- 749
Castañares, Manuel
Description
- paper
8vo (9 3/8 x 5 1/2 in.; 238 x 140 mm); minor spotting on first few and last few leaves. Modern red half-morocco, gilt-stamped title on spine.
Literature
Graff 625; Sabin 11376; Howes C224; Howell, California, Catalogue 50, no. 39 (this copy)
Catalogue Note
An extraordinary rarity, the former representative of California in the Mexican National Congress pleads for his region.

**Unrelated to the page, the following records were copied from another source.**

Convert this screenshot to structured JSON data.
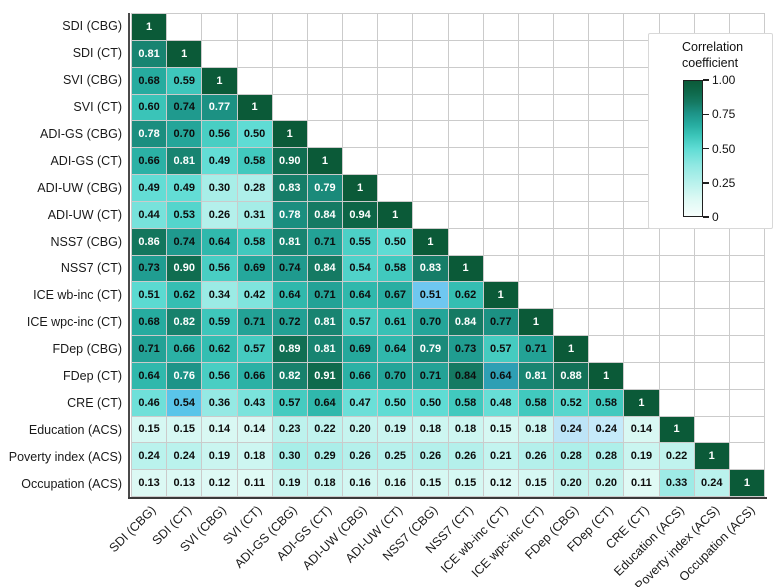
{
  "legend": {
    "title_line1": "Correlation",
    "title_line2": "coefficient",
    "ticks": [
      {
        "label": "1.00",
        "value": 1.0
      },
      {
        "label": "0.75",
        "value": 0.75
      },
      {
        "label": "0.50",
        "value": 0.5
      },
      {
        "label": "0.25",
        "value": 0.25
      },
      {
        "label": "0",
        "value": 0.0
      }
    ]
  },
  "chart_data": {
    "type": "heatmap",
    "title": "",
    "shape": "lower-triangular",
    "categories": [
      "SDI (CBG)",
      "SDI (CT)",
      "SVI (CBG)",
      "SVI (CT)",
      "ADI-GS (CBG)",
      "ADI-GS (CT)",
      "ADI-UW (CBG)",
      "ADI-UW (CT)",
      "NSS7 (CBG)",
      "NSS7 (CT)",
      "ICE wb-inc (CT)",
      "ICE wpc-inc (CT)",
      "FDep (CBG)",
      "FDep (CT)",
      "CRE (CT)",
      "Education (ACS)",
      "Poverty index (ACS)",
      "Occupation (ACS)"
    ],
    "matrix": [
      [
        1
      ],
      [
        0.81,
        1
      ],
      [
        0.68,
        0.59,
        1
      ],
      [
        0.6,
        0.74,
        0.77,
        1
      ],
      [
        0.78,
        0.7,
        0.56,
        0.5,
        1
      ],
      [
        0.66,
        0.81,
        0.49,
        0.58,
        0.9,
        1
      ],
      [
        0.49,
        0.49,
        0.3,
        0.28,
        0.83,
        0.79,
        1
      ],
      [
        0.44,
        0.53,
        0.26,
        0.31,
        0.78,
        0.84,
        0.94,
        1
      ],
      [
        0.86,
        0.74,
        0.64,
        0.58,
        0.81,
        0.71,
        0.55,
        0.5,
        1
      ],
      [
        0.73,
        0.9,
        0.56,
        0.69,
        0.74,
        0.84,
        0.54,
        0.58,
        0.83,
        1
      ],
      [
        0.51,
        0.62,
        0.34,
        0.42,
        0.64,
        0.71,
        0.64,
        0.67,
        0.51,
        0.62,
        1
      ],
      [
        0.68,
        0.82,
        0.59,
        0.71,
        0.72,
        0.81,
        0.57,
        0.61,
        0.7,
        0.84,
        0.77,
        1
      ],
      [
        0.71,
        0.66,
        0.62,
        0.57,
        0.89,
        0.81,
        0.69,
        0.64,
        0.79,
        0.73,
        0.57,
        0.71,
        1
      ],
      [
        0.64,
        0.76,
        0.56,
        0.66,
        0.82,
        0.91,
        0.66,
        0.7,
        0.71,
        0.84,
        0.64,
        0.81,
        0.88,
        1
      ],
      [
        0.46,
        0.54,
        0.36,
        0.43,
        0.57,
        0.64,
        0.47,
        0.5,
        0.5,
        0.58,
        0.48,
        0.58,
        0.52,
        0.58,
        1
      ],
      [
        0.15,
        0.15,
        0.14,
        0.14,
        0.23,
        0.22,
        0.2,
        0.19,
        0.18,
        0.18,
        0.15,
        0.18,
        0.24,
        0.24,
        0.14,
        1
      ],
      [
        0.24,
        0.24,
        0.19,
        0.18,
        0.3,
        0.29,
        0.26,
        0.25,
        0.26,
        0.26,
        0.21,
        0.26,
        0.28,
        0.28,
        0.19,
        0.22,
        1
      ],
      [
        0.13,
        0.13,
        0.12,
        0.11,
        0.19,
        0.18,
        0.16,
        0.16,
        0.15,
        0.15,
        0.12,
        0.15,
        0.2,
        0.2,
        0.11,
        0.33,
        0.24,
        1
      ]
    ],
    "colorbar": {
      "min": 0,
      "max": 1,
      "label": "Correlation coefficient",
      "position": "top-right"
    },
    "colormap_stops": [
      [
        0.0,
        "#f7fefc"
      ],
      [
        0.13,
        "#dcf9f4"
      ],
      [
        0.25,
        "#b7f1ec"
      ],
      [
        0.38,
        "#8fe8e2"
      ],
      [
        0.5,
        "#5fdcd4"
      ],
      [
        0.6,
        "#3ac4b8"
      ],
      [
        0.68,
        "#26ab9f"
      ],
      [
        0.76,
        "#1d9488"
      ],
      [
        0.84,
        "#157a63"
      ],
      [
        0.92,
        "#0e684a"
      ],
      [
        1.0,
        "#0b5a38"
      ]
    ],
    "cell_color_overrides": [
      {
        "row": 10,
        "col": 8,
        "value": 0.51,
        "color": "#6fc7f0"
      },
      {
        "row": 14,
        "col": 1,
        "value": 0.54,
        "color": "#5ac5e9"
      },
      {
        "row": 13,
        "col": 10,
        "value": 0.64,
        "color": "#2e9fb4"
      },
      {
        "row": 15,
        "col": 12,
        "value": 0.24,
        "color": "#bde4f7"
      },
      {
        "row": 15,
        "col": 13,
        "value": 0.24,
        "color": "#c5eafa"
      }
    ],
    "dark_text_cells": [
      {
        "row": 11,
        "col": 10,
        "value": 0.77
      },
      {
        "row": 13,
        "col": 9,
        "value": 0.84
      }
    ],
    "white_text_threshold": 0.76,
    "text_colors": {
      "dark": "#0d0d0d",
      "light": "#ffffff"
    },
    "grid": {
      "line_color": "#cbcbcb",
      "empty_cell_color": "#ffffff"
    }
  }
}
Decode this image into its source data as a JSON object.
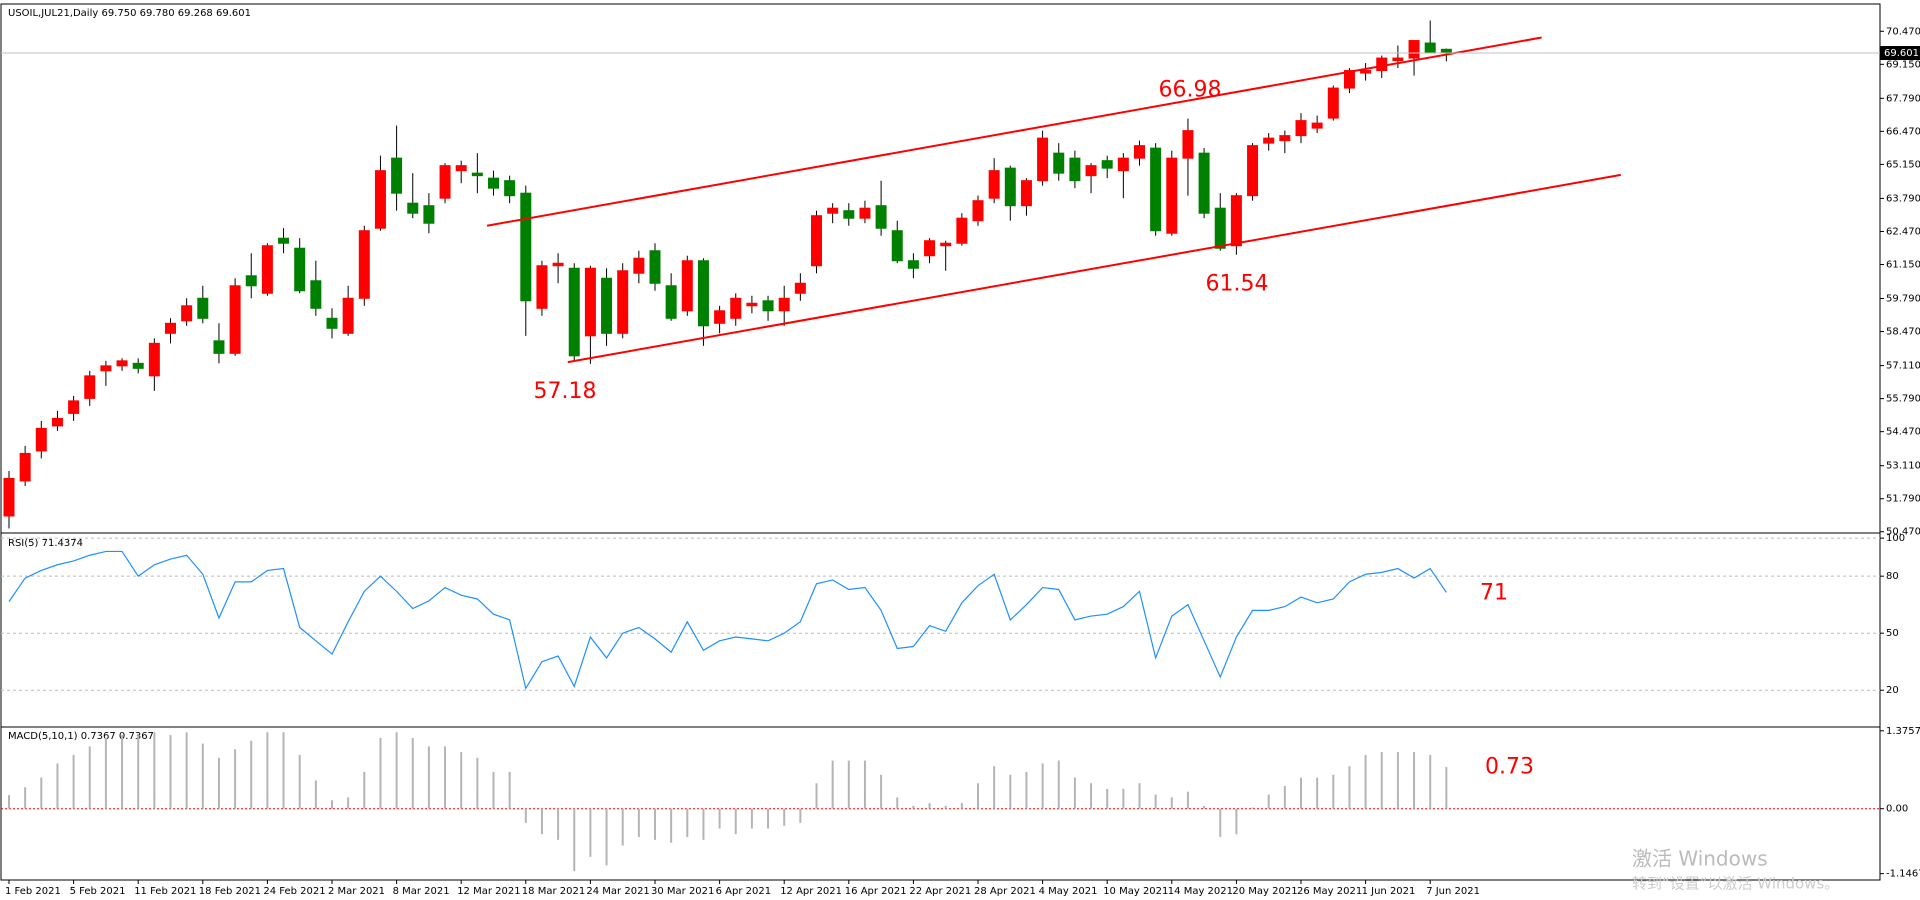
{
  "chart_data": {
    "type": "candlestick",
    "title": "USOIL,JUL21,Daily  69.750 69.780 69.268 69.601",
    "up_color": "#ff0000",
    "down_color": "#008000",
    "categories": [
      "1 Feb 2021",
      null,
      null,
      null,
      "5 Feb 2021",
      null,
      null,
      null,
      "11 Feb 2021",
      null,
      null,
      null,
      "18 Feb 2021",
      null,
      null,
      null,
      "24 Feb 2021",
      null,
      null,
      null,
      "2 Mar 2021",
      null,
      null,
      null,
      "8 Mar 2021",
      null,
      null,
      null,
      "12 Mar 2021",
      null,
      null,
      null,
      "18 Mar 2021",
      null,
      null,
      null,
      "24 Mar 2021",
      null,
      null,
      null,
      "30 Mar 2021",
      null,
      null,
      null,
      "6 Apr 2021",
      null,
      null,
      null,
      "12 Apr 2021",
      null,
      null,
      null,
      "16 Apr 2021",
      null,
      null,
      null,
      "22 Apr 2021",
      null,
      null,
      null,
      "28 Apr 2021",
      null,
      null,
      null,
      "4 May 2021",
      null,
      null,
      null,
      "10 May 2021",
      null,
      null,
      null,
      "14 May 2021",
      null,
      null,
      null,
      "20 May 2021",
      null,
      null,
      null,
      "26 May 2021",
      null,
      null,
      null,
      "1 Jun 2021",
      null,
      null,
      null,
      "7 Jun 2021",
      null
    ],
    "ohlc": [
      [
        51.1,
        52.9,
        50.6,
        52.6
      ],
      [
        52.5,
        53.9,
        52.3,
        53.6
      ],
      [
        53.7,
        54.9,
        53.4,
        54.6
      ],
      [
        54.7,
        55.3,
        54.5,
        55.0
      ],
      [
        55.2,
        55.9,
        54.9,
        55.7
      ],
      [
        55.8,
        56.9,
        55.5,
        56.7
      ],
      [
        56.9,
        57.3,
        56.3,
        57.1
      ],
      [
        57.1,
        57.4,
        56.9,
        57.3
      ],
      [
        57.2,
        57.4,
        56.8,
        57.0
      ],
      [
        56.7,
        58.2,
        56.1,
        58.0
      ],
      [
        58.4,
        59.0,
        58.0,
        58.8
      ],
      [
        58.9,
        59.8,
        58.7,
        59.5
      ],
      [
        59.8,
        60.3,
        58.8,
        59.0
      ],
      [
        58.1,
        58.8,
        57.2,
        57.6
      ],
      [
        57.6,
        60.6,
        57.5,
        60.3
      ],
      [
        60.7,
        61.6,
        59.8,
        60.3
      ],
      [
        60.0,
        62.0,
        59.9,
        61.9
      ],
      [
        62.2,
        62.6,
        61.6,
        62.0
      ],
      [
        61.8,
        62.2,
        60.0,
        60.1
      ],
      [
        60.5,
        61.3,
        59.1,
        59.4
      ],
      [
        59.0,
        59.4,
        58.2,
        58.6
      ],
      [
        58.4,
        60.3,
        58.3,
        59.8
      ],
      [
        59.8,
        62.7,
        59.5,
        62.5
      ],
      [
        62.6,
        65.5,
        62.5,
        64.9
      ],
      [
        65.4,
        66.7,
        63.3,
        64.0
      ],
      [
        63.6,
        64.8,
        63.0,
        63.2
      ],
      [
        63.5,
        64.0,
        62.4,
        62.8
      ],
      [
        63.8,
        65.2,
        63.6,
        65.1
      ],
      [
        64.9,
        65.3,
        64.4,
        65.1
      ],
      [
        64.8,
        65.6,
        64.0,
        64.7
      ],
      [
        64.6,
        64.9,
        63.9,
        64.2
      ],
      [
        64.5,
        64.7,
        63.6,
        63.9
      ],
      [
        64.0,
        64.3,
        58.3,
        59.7
      ],
      [
        59.4,
        61.3,
        59.1,
        61.1
      ],
      [
        61.1,
        61.6,
        60.4,
        61.2
      ],
      [
        61.0,
        61.2,
        57.3,
        57.5
      ],
      [
        58.3,
        61.1,
        57.18,
        61.0
      ],
      [
        60.6,
        61.0,
        57.9,
        58.4
      ],
      [
        58.4,
        61.2,
        58.2,
        60.9
      ],
      [
        60.8,
        61.7,
        60.4,
        61.4
      ],
      [
        61.7,
        62.0,
        60.1,
        60.4
      ],
      [
        60.3,
        60.8,
        58.9,
        59.0
      ],
      [
        59.3,
        61.5,
        59.1,
        61.3
      ],
      [
        61.3,
        61.4,
        57.9,
        58.7
      ],
      [
        58.8,
        59.5,
        58.4,
        59.3
      ],
      [
        59.0,
        60.0,
        58.7,
        59.8
      ],
      [
        59.5,
        59.9,
        59.2,
        59.6
      ],
      [
        59.7,
        59.9,
        58.9,
        59.3
      ],
      [
        59.3,
        60.3,
        58.7,
        59.8
      ],
      [
        60.0,
        60.8,
        59.7,
        60.4
      ],
      [
        61.1,
        63.3,
        60.8,
        63.1
      ],
      [
        63.2,
        63.6,
        62.8,
        63.4
      ],
      [
        63.3,
        63.6,
        62.7,
        63.0
      ],
      [
        63.0,
        63.7,
        62.8,
        63.4
      ],
      [
        63.5,
        64.5,
        62.3,
        62.6
      ],
      [
        62.5,
        62.9,
        61.2,
        61.3
      ],
      [
        61.3,
        61.6,
        60.6,
        61.0
      ],
      [
        61.5,
        62.2,
        61.2,
        62.1
      ],
      [
        61.9,
        62.1,
        60.9,
        62.0
      ],
      [
        62.0,
        63.2,
        61.9,
        63.0
      ],
      [
        62.9,
        63.9,
        62.7,
        63.7
      ],
      [
        63.8,
        65.4,
        63.6,
        64.9
      ],
      [
        65.0,
        65.1,
        62.9,
        63.5
      ],
      [
        63.5,
        64.6,
        63.1,
        64.5
      ],
      [
        64.5,
        66.5,
        64.3,
        66.2
      ],
      [
        65.6,
        66.0,
        64.5,
        64.8
      ],
      [
        65.4,
        65.7,
        64.2,
        64.5
      ],
      [
        64.7,
        65.2,
        64.0,
        65.1
      ],
      [
        65.3,
        65.5,
        64.6,
        65.0
      ],
      [
        64.9,
        65.6,
        63.8,
        65.4
      ],
      [
        65.4,
        66.1,
        65.1,
        65.9
      ],
      [
        65.8,
        66.0,
        62.3,
        62.5
      ],
      [
        62.4,
        65.7,
        62.3,
        65.4
      ],
      [
        65.4,
        66.98,
        63.9,
        66.5
      ],
      [
        65.6,
        65.8,
        63.0,
        63.2
      ],
      [
        63.4,
        64.0,
        61.7,
        61.8
      ],
      [
        61.9,
        64.0,
        61.54,
        63.9
      ],
      [
        63.9,
        66.0,
        63.7,
        65.9
      ],
      [
        66.0,
        66.4,
        65.7,
        66.2
      ],
      [
        66.1,
        66.5,
        65.6,
        66.3
      ],
      [
        66.3,
        67.2,
        66.0,
        66.9
      ],
      [
        66.6,
        67.1,
        66.4,
        66.8
      ],
      [
        67.0,
        68.3,
        66.9,
        68.2
      ],
      [
        68.2,
        69.0,
        68.0,
        68.9
      ],
      [
        68.8,
        69.2,
        68.5,
        68.9
      ],
      [
        68.9,
        69.5,
        68.6,
        69.4
      ],
      [
        69.3,
        69.9,
        69.0,
        69.4
      ],
      [
        69.4,
        70.1,
        68.7,
        70.1
      ],
      [
        70.0,
        70.9,
        69.6,
        69.6
      ],
      [
        69.75,
        69.78,
        69.268,
        69.601
      ]
    ],
    "ylim": [
      50.42,
      71.56
    ],
    "yticks": [
      {
        "value": 50.47,
        "label": "50.470"
      },
      {
        "value": 51.79,
        "label": "51.790"
      },
      {
        "value": 53.11,
        "label": "53.110"
      },
      {
        "value": 54.47,
        "label": "54.470"
      },
      {
        "value": 55.79,
        "label": "55.790"
      },
      {
        "value": 57.11,
        "label": "57.110"
      },
      {
        "value": 58.47,
        "label": "58.470"
      },
      {
        "value": 59.79,
        "label": "59.790"
      },
      {
        "value": 61.15,
        "label": "61.150"
      },
      {
        "value": 62.47,
        "label": "62.470"
      },
      {
        "value": 63.79,
        "label": "63.790"
      },
      {
        "value": 65.15,
        "label": "65.150"
      },
      {
        "value": 66.47,
        "label": "66.470"
      },
      {
        "value": 67.79,
        "label": "67.790"
      },
      {
        "value": 69.15,
        "label": "69.150"
      },
      {
        "value": 70.47,
        "label": "70.470"
      }
    ],
    "current_price": 69.601,
    "trendlines": [
      {
        "color": "#ff0000",
        "x": [
          29.6,
          94.9
        ],
        "y": [
          62.7,
          70.22
        ]
      },
      {
        "color": "#ff0000",
        "x": [
          34.6,
          99.8
        ],
        "y": [
          57.25,
          64.73
        ]
      }
    ],
    "annotations": [
      66.98,
      57.18,
      61.54
    ],
    "rsi": {
      "title": "RSI(5) 71.4374",
      "color": "#1e90ff",
      "ylim": [
        0.67,
        102.7
      ],
      "yticks": [
        20,
        50,
        80,
        100
      ],
      "annotation": 71,
      "values": [
        66.6,
        79,
        83,
        86,
        88,
        91,
        93,
        93,
        80,
        86,
        89,
        91,
        81,
        58,
        77,
        77,
        83,
        84,
        53,
        46,
        39,
        56,
        72,
        80,
        72,
        63,
        67,
        74,
        70,
        68,
        60,
        57,
        21,
        35,
        38,
        22,
        48,
        37,
        50,
        53,
        47,
        40,
        56,
        41,
        46,
        48,
        47,
        46,
        50,
        56,
        76,
        78,
        73,
        74,
        62,
        42,
        43,
        54,
        51,
        66,
        75,
        81,
        57,
        65,
        74,
        73,
        57,
        59,
        60,
        64,
        72,
        37,
        59,
        65,
        46,
        27,
        48,
        62,
        62,
        64,
        69,
        66,
        68,
        77,
        81,
        82,
        84,
        79,
        84,
        71.44
      ]
    },
    "macd": {
      "title": "MACD(5,10,1) 0.7367 0.7367",
      "color": "#b4b4b4",
      "ylim": [
        -1.259,
        1.443
      ],
      "yticks": [
        1.3757,
        {
          "value": 0,
          "label": "0.00"
        },
        -1.1467
      ],
      "annotation": 0.73,
      "values": [
        0.24,
        0.38,
        0.55,
        0.8,
        0.95,
        1.1,
        1.25,
        1.3,
        1.3,
        1.35,
        1.3,
        1.35,
        1.15,
        0.9,
        1.05,
        1.2,
        1.35,
        1.35,
        0.95,
        0.5,
        0.15,
        0.2,
        0.65,
        1.25,
        1.35,
        1.25,
        1.1,
        1.1,
        1.0,
        0.9,
        0.65,
        0.65,
        -0.25,
        -0.45,
        -0.55,
        -1.1,
        -0.85,
        -1.0,
        -0.65,
        -0.5,
        -0.55,
        -0.6,
        -0.5,
        -0.55,
        -0.35,
        -0.45,
        -0.35,
        -0.35,
        -0.3,
        -0.25,
        0.45,
        0.85,
        0.85,
        0.85,
        0.6,
        0.2,
        0.05,
        0.1,
        0.05,
        0.1,
        0.45,
        0.75,
        0.6,
        0.65,
        0.8,
        0.85,
        0.55,
        0.45,
        0.35,
        0.35,
        0.45,
        0.25,
        0.2,
        0.3,
        0.05,
        -0.5,
        -0.45,
        0.02,
        0.25,
        0.4,
        0.55,
        0.55,
        0.6,
        0.75,
        0.95,
        1.0,
        1.0,
        1.0,
        0.95,
        0.7367
      ]
    }
  },
  "watermark": {
    "line1": "激活 Windows",
    "line2": "转到“设置”以激活 Windows。"
  }
}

Bancroft devoted nearly a chapter of the fifth volume of his History of California, to an account of this book which he regarded as one of the principal sources for the period 1844-1845. Castañares provides a detailed account of the region he represented, its needs, Indians, settlements, missions, and a "General Report" on its natural advantages. He argues that the retention of California in the Republic is of the greatest importance, and supports the preservation of the Pious Fund. He exhorts "California will be irremediably lost, and I tremble at the sad consequences ... A powerful foreign nation will pitch its camps there ... Then will sprout the seeds of today lying ignored in the soil; then her mines will be worked, her ports crowded, her fields cultivated ..." He also reports that in 1843 near Los Angeles, rich placers had been discovered yielding 2,000 ounces of gold.